Best is hard as there are many definitions... However, there are a number of open source ESB solutions out there all capable of delivering enterprise solutions and all with their own set of benefits and challenges. Apache ServiceMix, Mule and OpenESB/GlassFish ESB from Sun provide broadly similar functional platforms although Sun's has extensive IDE support in the form of NetBeans. These open source products may not as be as feature rich as the commercial counter-parts but they make up for that in much less complexity and baggage (although they all require a moderate to high degree of technical capability to use effectively). My advice here is that you evaluate a couple, choose one and then invest some serious time in learning how to use it effectively. Be warned, ESB development is not for the feint-hearted and is not at all like the "click/clack" scenarios that vendors like to portray in their demos...

On the registry side, again many choices have been named above but there are also some new teams trying to innovate in that space such as Adjoovo. Check out the free-to-use Adjoovo Spaces that can handle a wide range of metadata and is not limited to just WSDL/XSD. You can upload complete ESB applications and it will extract and index the metadata and present charts and graphs to help you understand the complex relationships that often evolve in these apps.

A: 

If you are looking for a lightweight open source registry that provides:

  • Registry population by WSDL analysing
  • Service dependency Management
  • Indepth WSDL and XML Schema browsing
  • Service Monitoring
  • WSDL contract monitoring. Discovers interface changes automatically

than Membrane Registry might be interesting.

baranco
A: 

Dont do it! :)

I've just spent four days of my time; first with MessageBroker and then with JbossESB. I'm certainly a competent sys admin, but installing Jboss did my head in. Seriously bad documentation and very convoluted installation. Remember, whatever you do, you need to support it after.

From my perspective:

MessageBroker -- retarded. In fact, brings a whole new meaning to difficult.

JbossEsb -- Installation is something like this:Cut the head off a chicken, sprinkle virgin chicken blood on server {don't forget it must be a virgin chicken, if in doubt use the egg. } Cross your fingers and count to ten.
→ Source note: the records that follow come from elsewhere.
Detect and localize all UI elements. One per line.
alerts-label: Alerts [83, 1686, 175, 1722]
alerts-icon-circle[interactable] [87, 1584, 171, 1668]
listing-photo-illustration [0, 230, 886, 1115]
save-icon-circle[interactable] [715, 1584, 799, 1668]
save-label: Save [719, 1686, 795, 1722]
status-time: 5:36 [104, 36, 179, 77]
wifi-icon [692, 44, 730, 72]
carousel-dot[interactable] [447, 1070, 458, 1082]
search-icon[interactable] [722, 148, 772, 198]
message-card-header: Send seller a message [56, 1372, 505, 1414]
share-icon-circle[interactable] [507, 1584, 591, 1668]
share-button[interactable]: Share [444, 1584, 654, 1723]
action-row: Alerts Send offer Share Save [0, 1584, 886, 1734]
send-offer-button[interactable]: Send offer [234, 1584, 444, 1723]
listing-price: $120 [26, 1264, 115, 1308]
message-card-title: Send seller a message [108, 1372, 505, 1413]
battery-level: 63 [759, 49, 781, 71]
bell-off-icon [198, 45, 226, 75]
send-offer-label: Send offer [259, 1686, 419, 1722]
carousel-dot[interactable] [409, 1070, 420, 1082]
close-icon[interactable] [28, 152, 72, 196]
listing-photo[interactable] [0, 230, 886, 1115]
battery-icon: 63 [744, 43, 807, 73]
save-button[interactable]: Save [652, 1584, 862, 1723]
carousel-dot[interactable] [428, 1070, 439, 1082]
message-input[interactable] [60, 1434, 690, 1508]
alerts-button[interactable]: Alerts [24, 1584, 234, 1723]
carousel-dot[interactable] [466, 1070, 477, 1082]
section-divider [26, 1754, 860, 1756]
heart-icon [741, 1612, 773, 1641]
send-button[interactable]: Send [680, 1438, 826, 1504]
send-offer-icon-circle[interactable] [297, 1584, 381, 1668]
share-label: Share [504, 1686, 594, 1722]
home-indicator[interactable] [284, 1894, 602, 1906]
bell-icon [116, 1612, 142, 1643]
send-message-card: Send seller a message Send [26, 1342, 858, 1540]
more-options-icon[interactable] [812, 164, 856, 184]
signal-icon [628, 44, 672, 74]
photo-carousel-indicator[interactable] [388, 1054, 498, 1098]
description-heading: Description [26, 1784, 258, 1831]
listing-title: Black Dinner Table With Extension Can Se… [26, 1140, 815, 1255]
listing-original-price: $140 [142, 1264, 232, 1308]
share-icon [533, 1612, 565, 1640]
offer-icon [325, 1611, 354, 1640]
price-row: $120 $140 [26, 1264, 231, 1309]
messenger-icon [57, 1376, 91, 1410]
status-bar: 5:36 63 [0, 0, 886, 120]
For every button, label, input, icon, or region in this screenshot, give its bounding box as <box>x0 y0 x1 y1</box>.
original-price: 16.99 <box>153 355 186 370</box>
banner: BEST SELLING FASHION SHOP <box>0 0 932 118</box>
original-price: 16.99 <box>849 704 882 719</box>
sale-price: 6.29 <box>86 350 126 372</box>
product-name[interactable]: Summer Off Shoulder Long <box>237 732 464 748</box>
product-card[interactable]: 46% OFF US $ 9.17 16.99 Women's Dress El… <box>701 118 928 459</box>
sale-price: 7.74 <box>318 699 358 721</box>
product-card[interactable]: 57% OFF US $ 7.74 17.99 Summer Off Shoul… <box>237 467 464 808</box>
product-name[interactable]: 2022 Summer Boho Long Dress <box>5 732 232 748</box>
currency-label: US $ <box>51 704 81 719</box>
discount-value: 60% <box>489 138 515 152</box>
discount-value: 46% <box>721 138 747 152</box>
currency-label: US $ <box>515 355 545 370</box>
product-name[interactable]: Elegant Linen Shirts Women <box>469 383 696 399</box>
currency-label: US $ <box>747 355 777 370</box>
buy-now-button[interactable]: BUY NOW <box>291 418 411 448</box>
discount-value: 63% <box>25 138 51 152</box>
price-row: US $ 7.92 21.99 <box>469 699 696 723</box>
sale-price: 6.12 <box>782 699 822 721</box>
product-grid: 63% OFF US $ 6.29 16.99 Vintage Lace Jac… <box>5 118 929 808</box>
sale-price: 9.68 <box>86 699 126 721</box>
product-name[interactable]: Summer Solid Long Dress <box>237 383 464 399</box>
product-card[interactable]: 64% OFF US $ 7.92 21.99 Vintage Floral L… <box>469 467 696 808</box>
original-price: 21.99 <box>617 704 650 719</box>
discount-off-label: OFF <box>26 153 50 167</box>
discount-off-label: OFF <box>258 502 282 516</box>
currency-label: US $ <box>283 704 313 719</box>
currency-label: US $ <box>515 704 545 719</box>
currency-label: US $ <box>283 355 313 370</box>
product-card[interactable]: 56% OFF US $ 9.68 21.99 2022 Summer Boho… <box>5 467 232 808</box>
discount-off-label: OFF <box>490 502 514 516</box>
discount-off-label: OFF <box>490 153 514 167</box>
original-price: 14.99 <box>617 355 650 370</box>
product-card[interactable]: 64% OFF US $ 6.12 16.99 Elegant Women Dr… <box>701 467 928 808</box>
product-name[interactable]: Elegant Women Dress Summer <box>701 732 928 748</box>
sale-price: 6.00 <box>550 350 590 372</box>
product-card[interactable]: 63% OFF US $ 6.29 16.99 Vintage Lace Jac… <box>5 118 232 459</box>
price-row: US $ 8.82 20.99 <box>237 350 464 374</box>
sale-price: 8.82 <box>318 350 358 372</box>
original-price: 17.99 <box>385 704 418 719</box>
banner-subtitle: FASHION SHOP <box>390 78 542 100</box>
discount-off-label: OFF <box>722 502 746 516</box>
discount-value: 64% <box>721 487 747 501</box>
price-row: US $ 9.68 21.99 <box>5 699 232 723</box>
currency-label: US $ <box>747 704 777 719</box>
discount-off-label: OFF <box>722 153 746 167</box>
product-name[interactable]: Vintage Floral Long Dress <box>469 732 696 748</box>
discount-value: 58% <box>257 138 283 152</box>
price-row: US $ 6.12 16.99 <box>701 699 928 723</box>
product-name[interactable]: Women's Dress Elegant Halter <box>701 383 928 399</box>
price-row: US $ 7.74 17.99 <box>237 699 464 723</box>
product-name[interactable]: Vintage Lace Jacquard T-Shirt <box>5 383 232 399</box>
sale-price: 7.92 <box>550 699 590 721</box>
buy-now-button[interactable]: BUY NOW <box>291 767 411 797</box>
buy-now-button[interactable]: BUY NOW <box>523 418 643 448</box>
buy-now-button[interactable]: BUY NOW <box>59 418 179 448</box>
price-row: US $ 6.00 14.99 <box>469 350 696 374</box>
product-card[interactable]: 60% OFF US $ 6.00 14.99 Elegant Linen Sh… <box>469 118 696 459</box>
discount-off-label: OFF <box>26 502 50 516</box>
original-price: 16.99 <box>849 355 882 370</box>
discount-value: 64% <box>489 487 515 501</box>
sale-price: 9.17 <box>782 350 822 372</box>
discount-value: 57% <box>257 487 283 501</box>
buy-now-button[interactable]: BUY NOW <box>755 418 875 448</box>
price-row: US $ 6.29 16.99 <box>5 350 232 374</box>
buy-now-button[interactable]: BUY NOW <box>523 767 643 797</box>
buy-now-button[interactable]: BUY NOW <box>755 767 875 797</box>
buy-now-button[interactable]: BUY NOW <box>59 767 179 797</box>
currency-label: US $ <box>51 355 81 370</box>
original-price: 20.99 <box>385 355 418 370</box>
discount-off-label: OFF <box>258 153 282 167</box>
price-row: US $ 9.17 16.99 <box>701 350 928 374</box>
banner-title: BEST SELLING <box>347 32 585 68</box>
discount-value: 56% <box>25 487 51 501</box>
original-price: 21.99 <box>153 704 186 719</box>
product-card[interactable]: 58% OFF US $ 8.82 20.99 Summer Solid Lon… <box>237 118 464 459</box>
Once you reach nine, subtract two. Wait until the beep and check the temperature. If its below 30c then restart the installation with a fresh copy of java. Otherwise please proceed to the next step. {don't install 4.3, 5.4 is the latest so please use 3.3}

There are a myriad of other solutions out there, don't be tempted to choose one because it purports to have some big name behind it.

Steve
A: 

In fact; let me add to that previous comment.

An associate of mine is a very senior IT systems engineer at a major investment bank in Australia. He's been ostensibly 'forced' to adopt MessageBroker because some braniac in the U.K. has deemed this to be the solution of choice.

This group has been working with this implementation now for the better part of three months. The ESB side of things is installed, but not one of them can figure out how to make a simple transform between two disparate systems. And I emphasize the 'simple transform' statement.

Enter Apache Synapse. Installed an operational in 40 minutes -- including the server build.

Now ask yourself this: If one guy can install Apache Synapse in 40 {Free} minutes and begin working with it, and a team of 8 guys can't get MessageBroker {Pay a lot for it} to work after months... how much is your time and sanity worth?